While a common workout goal of many men is to develop a muscular body, leanness plays a large part in the equation. Simply put: If you aren’t lean, you won’t see muscle definition. Most would rather err on the smaller side and have good muscle definition than work on getting “huge.” This preference leaves men questioning which approach is best: building muscle first and then working on becoming lean, or vice versa.
Since building muscle requires a hypercaloric state and losing body fat requires a hypocaloric state, it’s unlikely you’ll accomplish both processes at once. To see results you’ll need to pick the right type of training cycle.
Here are some things to consider when building muscle mass and picking the appropriate training cycle.
Consider how much body fat you want
The first thing you need to think about when determining which training cycle you’ll use is how much body fat you are comfortable sporting around. If you don’t mind carrying around a little extra weight while building muscle mass, you might be very comfortable with just diving right into a muscle-gaining program at the outset.
If, on the other hand, you find yourself frequently checking the mirror with disgust when you can pinch more than an inch or two on your waist, you’ll likely prefer getting lean first and then building muscle mass.
Consider how fast you want to build muscle
Building muscle mass takes calories. There is no way around this — you simply cannot build tissue of any sort without energy. And when there is more energy supplied than what is actually needed to build that muscle, the body also starts building — you guessed it — body fat.

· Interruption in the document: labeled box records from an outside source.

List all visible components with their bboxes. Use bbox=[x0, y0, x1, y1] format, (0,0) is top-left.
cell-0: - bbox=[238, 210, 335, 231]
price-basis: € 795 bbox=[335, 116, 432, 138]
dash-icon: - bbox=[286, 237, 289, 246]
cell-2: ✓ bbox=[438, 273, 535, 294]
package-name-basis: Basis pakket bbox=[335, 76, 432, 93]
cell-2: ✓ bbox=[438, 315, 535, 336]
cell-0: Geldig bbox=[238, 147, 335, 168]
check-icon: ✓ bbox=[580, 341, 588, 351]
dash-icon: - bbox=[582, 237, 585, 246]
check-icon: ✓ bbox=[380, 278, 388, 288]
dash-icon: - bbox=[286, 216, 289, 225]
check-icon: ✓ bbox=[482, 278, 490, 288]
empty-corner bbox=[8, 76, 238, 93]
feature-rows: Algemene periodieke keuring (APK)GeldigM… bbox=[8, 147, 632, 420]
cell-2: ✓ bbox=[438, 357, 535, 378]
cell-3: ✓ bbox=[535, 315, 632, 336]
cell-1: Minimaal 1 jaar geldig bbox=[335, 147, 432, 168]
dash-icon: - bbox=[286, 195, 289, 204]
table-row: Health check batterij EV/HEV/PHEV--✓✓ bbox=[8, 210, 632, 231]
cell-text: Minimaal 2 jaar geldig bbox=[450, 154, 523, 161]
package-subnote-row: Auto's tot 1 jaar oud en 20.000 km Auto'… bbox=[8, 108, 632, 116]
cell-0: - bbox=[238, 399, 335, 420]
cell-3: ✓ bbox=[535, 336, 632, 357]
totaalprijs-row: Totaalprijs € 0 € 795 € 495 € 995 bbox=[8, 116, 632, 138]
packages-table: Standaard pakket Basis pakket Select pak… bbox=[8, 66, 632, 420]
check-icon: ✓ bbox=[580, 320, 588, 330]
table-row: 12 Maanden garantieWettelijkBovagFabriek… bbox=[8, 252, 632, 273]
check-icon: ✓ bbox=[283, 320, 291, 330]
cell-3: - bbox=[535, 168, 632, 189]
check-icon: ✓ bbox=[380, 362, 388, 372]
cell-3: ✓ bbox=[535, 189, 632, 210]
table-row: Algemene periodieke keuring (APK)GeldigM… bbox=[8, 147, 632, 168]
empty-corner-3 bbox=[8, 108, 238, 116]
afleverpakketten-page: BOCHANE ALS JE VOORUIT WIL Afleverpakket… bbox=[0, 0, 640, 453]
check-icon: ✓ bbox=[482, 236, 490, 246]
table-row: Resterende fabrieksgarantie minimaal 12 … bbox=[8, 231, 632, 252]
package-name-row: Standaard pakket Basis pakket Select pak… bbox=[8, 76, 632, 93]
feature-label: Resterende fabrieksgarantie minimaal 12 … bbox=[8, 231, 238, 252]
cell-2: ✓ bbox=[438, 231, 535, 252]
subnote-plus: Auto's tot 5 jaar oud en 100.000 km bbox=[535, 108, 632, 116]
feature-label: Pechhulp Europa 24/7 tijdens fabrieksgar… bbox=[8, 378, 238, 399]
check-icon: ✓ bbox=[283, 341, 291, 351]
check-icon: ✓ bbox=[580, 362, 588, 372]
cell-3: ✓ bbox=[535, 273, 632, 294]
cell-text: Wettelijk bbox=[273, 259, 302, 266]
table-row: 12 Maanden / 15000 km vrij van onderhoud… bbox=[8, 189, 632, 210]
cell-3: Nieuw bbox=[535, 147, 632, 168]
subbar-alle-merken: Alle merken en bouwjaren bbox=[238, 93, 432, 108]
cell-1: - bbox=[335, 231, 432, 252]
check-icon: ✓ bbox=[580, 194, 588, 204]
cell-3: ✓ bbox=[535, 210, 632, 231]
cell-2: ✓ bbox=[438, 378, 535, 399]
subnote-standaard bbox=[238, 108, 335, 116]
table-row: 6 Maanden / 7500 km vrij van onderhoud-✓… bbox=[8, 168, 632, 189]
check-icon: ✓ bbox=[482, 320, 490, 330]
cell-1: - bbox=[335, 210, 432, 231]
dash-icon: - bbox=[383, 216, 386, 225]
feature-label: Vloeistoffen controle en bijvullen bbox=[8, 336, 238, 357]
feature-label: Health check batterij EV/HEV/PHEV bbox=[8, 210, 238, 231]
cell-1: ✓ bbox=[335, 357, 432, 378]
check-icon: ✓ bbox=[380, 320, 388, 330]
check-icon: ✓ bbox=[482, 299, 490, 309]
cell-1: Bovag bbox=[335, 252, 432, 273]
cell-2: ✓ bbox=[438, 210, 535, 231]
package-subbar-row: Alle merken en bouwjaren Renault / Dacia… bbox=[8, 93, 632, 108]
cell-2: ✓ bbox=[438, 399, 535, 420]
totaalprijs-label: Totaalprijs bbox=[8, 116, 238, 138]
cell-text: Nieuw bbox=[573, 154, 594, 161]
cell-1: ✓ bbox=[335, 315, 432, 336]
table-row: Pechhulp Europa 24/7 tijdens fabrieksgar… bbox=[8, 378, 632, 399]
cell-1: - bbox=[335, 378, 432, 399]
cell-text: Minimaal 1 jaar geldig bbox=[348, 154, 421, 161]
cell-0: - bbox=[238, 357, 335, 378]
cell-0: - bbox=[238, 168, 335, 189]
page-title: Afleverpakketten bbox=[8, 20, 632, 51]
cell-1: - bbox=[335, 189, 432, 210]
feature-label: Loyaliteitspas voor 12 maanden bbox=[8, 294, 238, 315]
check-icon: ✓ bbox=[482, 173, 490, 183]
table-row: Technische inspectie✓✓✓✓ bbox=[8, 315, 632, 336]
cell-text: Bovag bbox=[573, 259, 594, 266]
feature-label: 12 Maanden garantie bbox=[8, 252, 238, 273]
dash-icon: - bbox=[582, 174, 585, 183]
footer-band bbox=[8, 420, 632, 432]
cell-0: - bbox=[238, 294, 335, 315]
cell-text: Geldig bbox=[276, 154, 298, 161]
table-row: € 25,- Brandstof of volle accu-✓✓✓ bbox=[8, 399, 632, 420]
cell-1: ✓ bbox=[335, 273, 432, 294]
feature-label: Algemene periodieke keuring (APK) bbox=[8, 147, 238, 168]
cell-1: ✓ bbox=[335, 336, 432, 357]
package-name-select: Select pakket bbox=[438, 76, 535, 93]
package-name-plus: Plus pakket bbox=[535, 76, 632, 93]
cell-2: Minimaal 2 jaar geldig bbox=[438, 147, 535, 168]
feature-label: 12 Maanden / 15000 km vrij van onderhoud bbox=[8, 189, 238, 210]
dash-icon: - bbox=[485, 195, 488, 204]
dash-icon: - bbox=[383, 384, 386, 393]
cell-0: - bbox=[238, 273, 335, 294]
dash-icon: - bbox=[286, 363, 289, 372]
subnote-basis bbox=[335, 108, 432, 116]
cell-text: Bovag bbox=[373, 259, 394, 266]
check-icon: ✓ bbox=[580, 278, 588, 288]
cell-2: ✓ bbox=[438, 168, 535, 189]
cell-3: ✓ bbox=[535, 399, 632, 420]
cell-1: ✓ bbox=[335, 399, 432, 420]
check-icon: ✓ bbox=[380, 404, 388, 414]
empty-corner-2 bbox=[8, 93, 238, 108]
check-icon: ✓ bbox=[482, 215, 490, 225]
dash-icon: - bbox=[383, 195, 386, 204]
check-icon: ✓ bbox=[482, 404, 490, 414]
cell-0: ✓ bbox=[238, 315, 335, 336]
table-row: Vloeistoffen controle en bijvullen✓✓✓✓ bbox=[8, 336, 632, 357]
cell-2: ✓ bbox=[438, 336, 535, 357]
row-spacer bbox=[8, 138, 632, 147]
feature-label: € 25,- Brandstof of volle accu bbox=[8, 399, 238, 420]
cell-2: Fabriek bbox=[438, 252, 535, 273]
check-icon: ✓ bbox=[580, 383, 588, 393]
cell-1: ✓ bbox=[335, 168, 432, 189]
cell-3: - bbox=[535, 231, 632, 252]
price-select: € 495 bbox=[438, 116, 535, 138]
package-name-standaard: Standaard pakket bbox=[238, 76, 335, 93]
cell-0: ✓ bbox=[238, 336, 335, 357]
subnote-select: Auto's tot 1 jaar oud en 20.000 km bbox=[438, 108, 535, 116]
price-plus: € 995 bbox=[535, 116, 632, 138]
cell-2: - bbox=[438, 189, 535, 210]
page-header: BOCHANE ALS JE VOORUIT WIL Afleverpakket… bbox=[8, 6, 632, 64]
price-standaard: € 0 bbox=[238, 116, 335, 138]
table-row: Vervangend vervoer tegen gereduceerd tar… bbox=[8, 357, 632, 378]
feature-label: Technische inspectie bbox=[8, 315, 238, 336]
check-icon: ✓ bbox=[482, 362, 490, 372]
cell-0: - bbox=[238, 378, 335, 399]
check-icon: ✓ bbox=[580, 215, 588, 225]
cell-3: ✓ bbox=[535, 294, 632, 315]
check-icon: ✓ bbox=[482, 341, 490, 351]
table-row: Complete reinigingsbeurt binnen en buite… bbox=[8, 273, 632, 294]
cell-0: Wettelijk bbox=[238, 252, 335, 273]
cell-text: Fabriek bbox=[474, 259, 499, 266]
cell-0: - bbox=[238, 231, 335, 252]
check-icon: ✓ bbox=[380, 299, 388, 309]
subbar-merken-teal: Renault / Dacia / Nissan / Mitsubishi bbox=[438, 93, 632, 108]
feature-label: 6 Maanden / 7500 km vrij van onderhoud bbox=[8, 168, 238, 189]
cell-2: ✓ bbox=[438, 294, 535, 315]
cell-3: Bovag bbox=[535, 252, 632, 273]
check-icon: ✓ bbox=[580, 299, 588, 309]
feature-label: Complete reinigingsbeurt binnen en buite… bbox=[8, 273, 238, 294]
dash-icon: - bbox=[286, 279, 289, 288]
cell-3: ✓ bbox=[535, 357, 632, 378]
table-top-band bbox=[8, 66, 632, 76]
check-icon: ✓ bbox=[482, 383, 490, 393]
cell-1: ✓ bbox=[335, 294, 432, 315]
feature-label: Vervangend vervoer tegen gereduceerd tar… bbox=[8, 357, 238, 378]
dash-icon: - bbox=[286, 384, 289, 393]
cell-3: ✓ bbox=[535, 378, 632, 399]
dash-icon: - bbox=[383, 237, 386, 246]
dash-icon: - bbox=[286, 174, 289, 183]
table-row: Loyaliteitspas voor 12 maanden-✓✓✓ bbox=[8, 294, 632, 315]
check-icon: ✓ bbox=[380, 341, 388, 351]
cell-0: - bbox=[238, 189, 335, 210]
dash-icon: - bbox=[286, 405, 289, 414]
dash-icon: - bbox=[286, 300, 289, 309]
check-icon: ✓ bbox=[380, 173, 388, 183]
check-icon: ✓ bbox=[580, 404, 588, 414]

Therefore, the best way to prevent extra body fat when building muscle mass is to limit the extra calories consumed.
Here’s the kicker, though: If you’re only eating 100 to 200 calories more than is required on a daily basis to stop any fat loss from accumulating, you won’t likely get very far. You’ll be lucky to gain a pound a month — and if this is the case, you’re going to be on one long muscle-gaining cycle. Some may be OK with this, but most want to see immediate changes.
Add to the fact that the body might speed up its metabolism to accommodate these extra calories and you might not see any weight gain at all — you’ll simply look the same as you do now.
Obviously, the more calories you eat, the better the chances of maximizing the muscle you’ll build. Everyone has a limit as to how much muscle they can physiologically build in a month’s time (for most men this is around one to three pounds with the rate slowing the larger you get), so if you want to max that out, you need to eat enough. You think you’re going to gain three pounds eating a measly 100 extra calories a day? That’s not going to happen; it takes about 2,500 to 3,500 calories a day to build a pound of body tissue, depending on whether this is fat or muscle mass.
Consider the p-ratio
The final factor to consider is the influence the P-ratio has on the type of weight you gain. Generally speaking, those who start leaner when trying to gain muscle mass have a tendency to put on weight that is leaner as well. Likewise, those who have a higher body fat percentage will add more mass in the form of body fat instead of muscle.
From this perspective, it helps to be leaner when trying to build muscle. So, how lean do you have to be? Generally, somewhere in the neighborhood of 8% to 15% works, which shouldn’t be hard — particularly if you’ve been going to the gym on a regular basis and practicing self-control over your dietary habits.
Do take note, however, that those who are leaner (with about 4% to 7% body fat) will gain more fat initially. At this point, their body is very lean and the body will be fighting to stay that way. So, when given extra calories, they’ll likely gain a couple of pounds of fat first to bring body fat levels up to a healthier range.
The end result
The best approach is to become as lean as you are comfortable with. Once this has been established, begin a moderate bulking period. Aim to eat 300 to 500 calories per day above your normal intake. Shoot for about a half to one pound per week of weight gain. If you aren’t gaining, increase your caloric intake; if you’re gaining too quickly, decrease your intake.
Add in a small dose of cardio as well, not only to maintain decent cardiovascular conditioning, but also because cardio helps with nutrient partitioning (directing the extra calories toward muscle tissue) and with creating a better overall environment for adding lean muscle mass.
Don’t go crazy with the cardio, though, since it’s obviously burning off the calories that could have been used to build muscle tissue.
If you are contemplating in which direction to go with your workout, consider these factors and lay out a solid 6- to 12-month plan that incorporates both “bulking” and “cutting” phases. By the end, you’ll have made good progress — so long as you stick with your goals and focus on achieving one at a time.